From Systems to Scale: Lessons from the Frontlines

In his enterprise role, Saurabh applies that thinking to an enterprise ecosystem that demands speed, reliability, and precision. His team designs and maintains the infrastructure behind Advertisement technology systems, platforms that must interpret, learn, and respond to millions of requests using Saurabh’s unique scoring framework.

“When you first launch a microservice, it feels lightweight and elegant,” he says. “But as dependencies multiply, that simplicity quickly disappears. You’re not running a service anymore, you’re managing an ecosystem.”

His internal framework for scaling microservices emphasizes modular autonomy, contract-based communication, and proactive observability. These principles, he explains, allow teams to grow fast without losing sight of control.

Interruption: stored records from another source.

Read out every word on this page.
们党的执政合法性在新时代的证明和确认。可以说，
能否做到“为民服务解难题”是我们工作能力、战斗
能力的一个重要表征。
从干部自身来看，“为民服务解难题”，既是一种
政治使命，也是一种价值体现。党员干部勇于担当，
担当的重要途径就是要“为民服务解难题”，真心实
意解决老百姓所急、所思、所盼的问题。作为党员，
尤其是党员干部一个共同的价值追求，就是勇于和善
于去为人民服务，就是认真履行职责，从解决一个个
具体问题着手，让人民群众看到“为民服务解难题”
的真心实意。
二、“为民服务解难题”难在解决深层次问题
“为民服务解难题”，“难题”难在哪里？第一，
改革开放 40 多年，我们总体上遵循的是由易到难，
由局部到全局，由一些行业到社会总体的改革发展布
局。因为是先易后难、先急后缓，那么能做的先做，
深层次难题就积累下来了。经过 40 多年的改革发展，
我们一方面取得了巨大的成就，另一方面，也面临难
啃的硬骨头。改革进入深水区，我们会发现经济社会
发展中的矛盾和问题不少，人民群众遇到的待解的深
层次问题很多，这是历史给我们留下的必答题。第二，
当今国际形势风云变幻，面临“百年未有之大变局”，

“Observability isn’t optional,” Saurabh stresses. “If you can’t see what’s happening in your system in real time, you’re not scaling, you’re gambling.” Saurabh reflected on how real-world systems constantly defy ideal conditions. “The moment your model hits production,” he wrote, “it starts interacting with chaos, and your job as an engineer is to make sure it learns to dance with it.”

Scaling Philosophy: Engineering as an Evolutionary Process

For Saurabh, scaling isn’t a destination; it’s a continuous process of iteration. “Technology doesn’t scale in a straight line,” he says. “It evolves through feedback, failure, and refinement.”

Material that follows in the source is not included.